WRC

EKO Acropolis Rally 2026: nuova base a Loutraki e rivoluzione nel percorso

L’EKO Acropolis Rally Greece 2026, in programma dal 25 al 28 giugno, si presenta con un layout completamente ripensato, frutto di una decisione strategica precisa: lo spostamento del parco assistenza a Loutraki.


Una scelta logistica che non è solo organizzativa, ma sportiva. Il trasferimento ha permesso di ridisegnare l’itinerario sfruttando in modo più ambizioso le regioni dell’Attica, del Peloponneso e della Grecia centrale, per un totale di oltre 320 chilometri cronometrati su sterrato.


Un rally che viaggia via mare

La novità più affascinante è il trasferimento marittimo tra Corinto e Itea. Dopo la super speciale inaugurale ad Atene, equipaggi e vetture verranno imbarcati dal porto di Corinto e trasportati via nave verso l’inizio dell’azione del venerdì.

Non è solo una soluzione suggestiva: la nave fungerà da vero e proprio parc fermé galleggiante, con la possibilità per gli equipaggi di pernottare a bordo. Una scelta che sfrutta la geografia unica della Grecia per ridurre i trasferimenti su strada e rendere più fluido il programma sportivo.

Il ministro dello sport Giannis Vroutsis ha sottolineato come questa soluzione valorizzi le caratteristiche del territorio, rafforzando il legame tra le regioni coinvolte e aumentando l’impatto internazionale dell’evento.


Venerdì: tradizione e novità

La prima giornata completa di gara riporta in scena Bauxites, una delle prove più amate dai fan, ma il vero banco di prova sarà il Monte Parnassos. La speciale più lunga del rally unisce una sezione già utilizzata in passato – parte della storica Drosohori del 2009 – a oltre dieci chilometri completamente nuovi.

Un mix che promette insidie tecniche e ritmo variabile, nel pieno stile dell’Acropolis: fondo abrasivo, temperature elevate e margini d’errore ridotti.

Stiri e Thiva completano un venerdì che alterna memoria storica e innovazione, mantenendo intatta la reputazione di rally tra i più severi del calendario WRC.

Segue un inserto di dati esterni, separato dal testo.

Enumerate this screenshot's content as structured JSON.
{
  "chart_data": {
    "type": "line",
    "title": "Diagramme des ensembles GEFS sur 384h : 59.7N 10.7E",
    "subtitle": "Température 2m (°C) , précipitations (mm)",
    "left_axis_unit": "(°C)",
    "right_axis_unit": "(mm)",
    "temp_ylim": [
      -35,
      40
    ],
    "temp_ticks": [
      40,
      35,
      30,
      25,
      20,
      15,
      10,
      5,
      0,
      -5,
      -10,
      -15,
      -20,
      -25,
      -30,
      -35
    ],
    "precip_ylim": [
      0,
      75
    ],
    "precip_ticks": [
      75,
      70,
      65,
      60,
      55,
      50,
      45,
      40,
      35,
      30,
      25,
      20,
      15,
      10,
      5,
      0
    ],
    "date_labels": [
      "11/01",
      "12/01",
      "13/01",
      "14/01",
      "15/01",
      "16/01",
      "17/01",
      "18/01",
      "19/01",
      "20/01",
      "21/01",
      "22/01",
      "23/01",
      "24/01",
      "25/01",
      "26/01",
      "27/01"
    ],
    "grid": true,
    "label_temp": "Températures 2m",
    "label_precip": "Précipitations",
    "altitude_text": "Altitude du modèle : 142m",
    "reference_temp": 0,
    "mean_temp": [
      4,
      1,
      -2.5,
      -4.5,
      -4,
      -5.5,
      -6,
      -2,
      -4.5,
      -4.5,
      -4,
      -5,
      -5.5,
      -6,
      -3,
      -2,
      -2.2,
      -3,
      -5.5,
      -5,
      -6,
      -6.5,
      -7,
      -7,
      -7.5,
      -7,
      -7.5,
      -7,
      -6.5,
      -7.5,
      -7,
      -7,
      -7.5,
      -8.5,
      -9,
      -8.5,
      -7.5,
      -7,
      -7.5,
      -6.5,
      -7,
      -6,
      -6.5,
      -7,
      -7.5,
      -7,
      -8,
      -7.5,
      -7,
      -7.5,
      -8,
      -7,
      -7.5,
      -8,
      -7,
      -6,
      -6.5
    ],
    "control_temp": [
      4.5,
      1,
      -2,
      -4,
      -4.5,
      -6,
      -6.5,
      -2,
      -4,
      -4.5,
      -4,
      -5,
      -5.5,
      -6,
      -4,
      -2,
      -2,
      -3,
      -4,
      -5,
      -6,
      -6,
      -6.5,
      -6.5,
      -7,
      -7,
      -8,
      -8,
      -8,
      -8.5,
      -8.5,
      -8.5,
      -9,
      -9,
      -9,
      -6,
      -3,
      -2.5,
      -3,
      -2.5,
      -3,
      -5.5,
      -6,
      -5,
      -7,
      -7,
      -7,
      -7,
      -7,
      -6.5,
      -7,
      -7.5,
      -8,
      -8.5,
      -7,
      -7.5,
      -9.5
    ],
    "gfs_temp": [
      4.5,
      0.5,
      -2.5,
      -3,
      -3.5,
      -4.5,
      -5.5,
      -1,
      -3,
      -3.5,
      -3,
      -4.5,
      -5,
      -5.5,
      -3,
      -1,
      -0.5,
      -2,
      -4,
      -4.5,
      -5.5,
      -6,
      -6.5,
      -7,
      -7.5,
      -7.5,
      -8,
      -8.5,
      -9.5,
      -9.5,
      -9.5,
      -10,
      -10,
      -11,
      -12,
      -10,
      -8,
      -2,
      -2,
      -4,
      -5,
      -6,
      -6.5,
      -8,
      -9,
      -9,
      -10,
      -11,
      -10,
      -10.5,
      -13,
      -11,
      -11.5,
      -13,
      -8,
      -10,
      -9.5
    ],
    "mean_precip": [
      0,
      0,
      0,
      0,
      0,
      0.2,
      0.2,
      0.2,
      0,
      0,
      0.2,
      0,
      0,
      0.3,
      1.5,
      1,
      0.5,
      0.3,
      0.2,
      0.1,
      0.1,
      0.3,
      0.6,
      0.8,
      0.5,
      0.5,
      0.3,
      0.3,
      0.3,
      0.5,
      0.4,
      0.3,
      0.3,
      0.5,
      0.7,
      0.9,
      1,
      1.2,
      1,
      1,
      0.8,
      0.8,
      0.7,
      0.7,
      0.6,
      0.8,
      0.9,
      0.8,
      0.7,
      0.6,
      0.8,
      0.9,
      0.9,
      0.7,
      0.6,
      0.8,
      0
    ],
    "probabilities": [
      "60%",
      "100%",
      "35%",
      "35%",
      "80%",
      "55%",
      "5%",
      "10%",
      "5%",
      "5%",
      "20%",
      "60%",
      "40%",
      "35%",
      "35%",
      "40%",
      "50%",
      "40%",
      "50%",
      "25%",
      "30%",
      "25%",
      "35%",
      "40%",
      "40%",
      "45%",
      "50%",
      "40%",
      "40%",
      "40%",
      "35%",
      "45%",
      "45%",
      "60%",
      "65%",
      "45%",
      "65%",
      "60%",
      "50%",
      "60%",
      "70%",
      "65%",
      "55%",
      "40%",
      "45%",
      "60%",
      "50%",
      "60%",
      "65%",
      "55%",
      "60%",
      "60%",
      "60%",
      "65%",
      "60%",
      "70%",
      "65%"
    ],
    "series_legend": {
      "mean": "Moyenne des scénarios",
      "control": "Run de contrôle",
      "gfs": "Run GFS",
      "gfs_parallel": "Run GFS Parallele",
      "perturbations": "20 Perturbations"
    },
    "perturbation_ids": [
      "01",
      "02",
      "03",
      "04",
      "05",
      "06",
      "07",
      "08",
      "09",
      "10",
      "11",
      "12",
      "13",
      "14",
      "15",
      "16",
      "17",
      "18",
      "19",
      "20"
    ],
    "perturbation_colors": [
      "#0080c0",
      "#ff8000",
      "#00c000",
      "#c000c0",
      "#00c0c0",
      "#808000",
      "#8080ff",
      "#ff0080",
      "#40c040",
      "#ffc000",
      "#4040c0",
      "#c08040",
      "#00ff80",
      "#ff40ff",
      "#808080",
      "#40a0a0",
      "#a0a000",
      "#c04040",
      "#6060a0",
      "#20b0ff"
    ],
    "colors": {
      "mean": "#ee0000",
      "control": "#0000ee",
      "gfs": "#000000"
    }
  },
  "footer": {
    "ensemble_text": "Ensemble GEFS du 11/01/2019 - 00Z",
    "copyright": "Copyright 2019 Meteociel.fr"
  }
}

Sabato: il ritorno dei classici

La seconda giornata è quella che più guarda alla tradizione. Ghymno torna per la prima volta dal 2013 e lo fa in direzione opposta rispetto al passato, con una sequenza finale in discesa che promette di cambiare radicalmente l’approccio di guida.

Anche Kefalari rientra nel programma dopo oltre un decennio, mentre il Monte Menalo e Kolines offrono due interpretazioni diverse dello sterrato greco: il primo più scorrevole e panoramico sugli altipiani, il secondo stretto e tecnico attraverso la foresta di Skiritida.


Qui il rally ritrova la sua anima più pura: prove lunghe, selettive, dove la gestione meccanica è cruciale quanto la velocità.


Domenica: Loutraki protagonista

La nuova speciale Loutraki sarà il fulcro della domenica. Quasi raddoppiata rispetto al passato, verrà affrontata due volte e ospiterà la decisiva Wolf Power Stage.

Il ritorno di Aghii Theodori, in versione più compatta ma sempre spettacolare, completa una tappa finale che punta a mantenere la tensione aperta fino all’ultimo chilometro.


Un’identità rinnovata

Con questo percorso, l’Acropolis 2026 dimostra di voler evolversi senza perdere identità. Il DNA resta quello del rally duro, fisico, che mette a dura prova vetture e uomini. Ma l’innovazione logistica e il recupero mirato di prove storiche lo rendono un evento più moderno e dinamico.

Nel contesto del World Rally Championship, dove ogni round cerca di distinguersi, la Grecia sceglie di farlo valorizzando il proprio territorio. E il mare, per una volta, diventa parte integrante della sfida.

Il risultato è un rally che non si limita a cambiare percorso: ridefinisce la propria esperienza sportiva.